Saturday, May 06, 2006

Saturday Morning Ruminations

For the first time since perhaps some time last summer, it's Saturday morning and I'm off of work at Starbucks. (I asked for the day off since today is the day of our Filipino folk dance performances for the Annual Pride & Heritage celebration. I'm off to our on site dress rehearsal in a few, but the morning has compelled me to post a little before I head out.)

For over the past two weeks I've been holding onto my Netflix copy of Transgeneration (disc 2). Now, for some of you fellow Netflixers, having one disc for two weeks might not seem like a big deal. In fact, one of the beauties of Netflix are no due dates. Still, at the same time, it's important to note that when you don't return disc, you don't get any new discs either. For a frugal fellow like me, I'm all about maximizing the flat monthly fee and getting as many different DVDs as I can each month--so, two weeks is a long time for me to hold onto a disc. In my Netflix history I haven't had any disc as long as I've been holding onto Transgeneration.



So, I've been holding onto this last disc of Transgeneration, unwatched, for the past few weeks. I think that as much as I wanted to see how the series ended, I was also in my own way trying to stave off that ending and hold onto something...

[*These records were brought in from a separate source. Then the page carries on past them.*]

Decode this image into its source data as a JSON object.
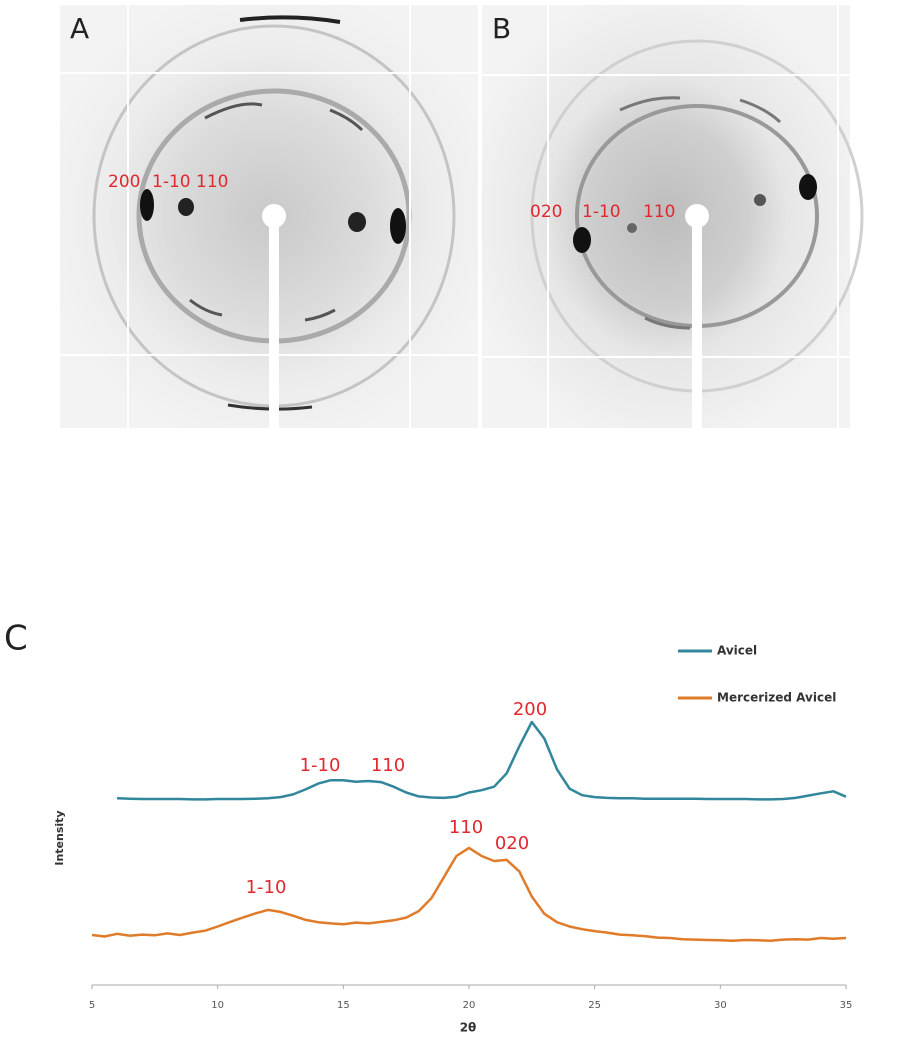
{
  "panels": [
    {
      "label": "A",
      "reflections": [
        "200",
        "1-10",
        "110"
      ]
    },
    {
      "label": "B",
      "reflections": [
        "020",
        "1-10",
        "110"
      ]
    }
  ],
  "chart_data": {
    "type": "line",
    "label": "C",
    "xlabel": "2θ",
    "ylabel": "Intensity",
    "xlim": [
      5,
      35
    ],
    "xticks": [
      5,
      10,
      15,
      20,
      25,
      30,
      35
    ],
    "ylim": [
      0,
      100
    ],
    "legend": "top-right",
    "series": [
      {
        "name": "Avicel",
        "color": "#31869b",
        "x": [
          6,
          6.5,
          7,
          7.5,
          8,
          8.5,
          9,
          9.5,
          10,
          10.5,
          11,
          11.5,
          12,
          12.5,
          13,
          13.5,
          14,
          14.5,
          15,
          15.5,
          16,
          16.5,
          17,
          17.5,
          18,
          18.5,
          19,
          19.5,
          20,
          20.5,
          21,
          21.5,
          22,
          22.5,
          23,
          23.5,
          24,
          24.5,
          25,
          25.5,
          26,
          26.5,
          27,
          27.5,
          28,
          28.5,
          29,
          29.5,
          30,
          30.5,
          31,
          31.5,
          32,
          32.5,
          33,
          33.5,
          34,
          34.5,
          35
        ],
        "values": [
          48.5,
          48.4,
          48.3,
          48.3,
          48.3,
          48.3,
          48.2,
          48.2,
          48.3,
          48.3,
          48.3,
          48.4,
          48.5,
          48.8,
          49.5,
          50.8,
          52.3,
          53.2,
          53.2,
          52.8,
          53,
          52.7,
          51.5,
          50,
          49,
          48.7,
          48.6,
          48.9,
          50,
          50.6,
          51.5,
          55,
          62,
          68.3,
          64,
          56,
          51,
          49.3,
          48.8,
          48.6,
          48.5,
          48.5,
          48.4,
          48.4,
          48.4,
          48.4,
          48.4,
          48.3,
          48.3,
          48.3,
          48.3,
          48.2,
          48.2,
          48.3,
          48.6,
          49.2,
          49.8,
          50.3,
          48.9
        ]
      },
      {
        "name": "Mercerized Avicel",
        "color": "#e07b2a",
        "x": [
          5,
          5.5,
          6,
          6.5,
          7,
          7.5,
          8,
          8.5,
          9,
          9.5,
          10,
          10.5,
          11,
          11.5,
          12,
          12.5,
          13,
          13.5,
          14,
          14.5,
          15,
          15.5,
          16,
          16.5,
          17,
          17.5,
          18,
          18.5,
          19,
          19.5,
          20,
          20.5,
          21,
          21.5,
          22,
          22.5,
          23,
          23.5,
          24,
          24.5,
          25,
          25.5,
          26,
          26.5,
          27,
          27.5,
          28,
          28.5,
          29,
          29.5,
          30,
          30.5,
          31,
          31.5,
          32,
          32.5,
          33,
          33.5,
          34,
          34.5,
          35
        ],
        "values": [
          13.0,
          12.6,
          13.3,
          12.8,
          13.1,
          12.9,
          13.4,
          13.0,
          13.6,
          14.1,
          15.2,
          16.4,
          17.5,
          18.6,
          19.5,
          19.0,
          18.0,
          16.9,
          16.3,
          16.0,
          15.8,
          16.2,
          16.0,
          16.4,
          16.8,
          17.5,
          19.2,
          22.5,
          28,
          33.5,
          35.6,
          33.5,
          32.2,
          32.5,
          29.5,
          23,
          18.5,
          16.3,
          15.2,
          14.5,
          14.0,
          13.6,
          13.1,
          12.9,
          12.7,
          12.3,
          12.2,
          11.9,
          11.8,
          11.7,
          11.6,
          11.5,
          11.7,
          11.6,
          11.5,
          11.8,
          11.9,
          11.8,
          12.2,
          12.0,
          12.2
        ]
      }
    ],
    "annotations": [
      "1-10",
      "110",
      "200",
      "1-10",
      "110",
      "020"
    ]
  }
}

I think I've been doing that a lot lately, trying too hard to hold onto things instead of letting them take their course...trying too hard to not let things change.

On one hand, it makes sense; the end of the semester and school year are coming down fast upon me, and as much as I'm looking forward to summer break, this time of the school year is always one of loss. I'm glad for the students who successfully complete their classes, for the ones who graduate, for the classes that accomplish their aims, for the relief of having completed a hard semester's worth of work coupled with renewed interest in doing more work...

On the other hand, I know that it's about much more than just school.

In any case, I finally sat down yesterday to watch Transgeneration. The school year of the four students the documentary focuses on is similarly coming to a close in this last disc. In part related to the ending of the school year, though not exclusively so, the last two episodes on this second disc seem to feature the families of the various students more. It was really touching...made me miss my family, both biological and chosen...

I want to write more here, but I'm feeling too emotional to at the moment, and I need to put myself into a different head space for rehearsal...more later.

[Oh, but let me say here that I am really upset with Netflix, who on the sleeve of the CD offer a summary of the disc's episodes that fail to use the gendered pronouns that reflect the subjects' gender identities! :( ]

In the mean time, my campus had a screening of Transgeneration in the Fall before the series started. Here are some of my thoughts from then:
Raci I thought was really interesting because of her unapologetic sexual desire, wanting to go out all the time, etc. (actually, I just kept thinking "how southern Californian of her"--mind you this is the same place I came out in, so I can talk :) Of course, I also get a kick out of Raci being Filipina, and getting to hear tagalog. It was great to see her own her desire so much, but then also to witness the way in which that might put her in danger (like that guy in the club who was grabbing at her). I thought it was a balanced representation in that way. I was hoping, though, to hear more about her class status. She definitely made it a point to talk about her regents scholarship and how without it she wouldn't be able to go to school, and the film made clear that she had to move out of town for a job, but otherwise, class wasn't really talked about (well, not in the festival cut, anyway).

As for Gabi--I thought her story really helped to bring out lots of different issues, like the cost of SRS, the potential danger of over-investing in surgery as a panacea, isolation through transitioning, etc. In comparison to Raci and how Raci didn't want anyone to know she was trans, I think Gabi made for a balanced oppositional representation in how she was really up front with random people in her class. Gabi was also sad though, just because she was so socially awkward--if she had tried to pat me on the head, oh man!

Interestingly, the transguys' stories seemed a lot more depressing, generally. It's not like we didn't see Raci having disagreements with her mom, but T.J and Lucas were struggling with their moms in a way we didn't see Raci and Gabi. Also I don't know if it was by choice or circumstance, but it also seemed as if there were more ways in which T.J.'s and Lucas' worlds/social circles were more closed (transguys-only) in comparison to Raci and Gabi, who both had other transwomen as friends, but were also pictured with others. (Seems to me this has a lot to do with the differences between MTFs and FTMs, which I hope the series goes into a bit more, but which I didn't feel come out as a strong theme in the festival cut.)

I don't know, maybe I'm just sensitive because I worry about the FTMs I know who seemed to have to disappear and go into transmen-only spaces as they transitioned. I guess it makes me sad to think of losing these guys. Then again, I know there are really good reasons for such distancing, especially if it's from a lesbian/women's community. I guess there are ways I feel part of both communities, and rather than finding myself in a place where I'd have to choose one over the other, I want both at the same time.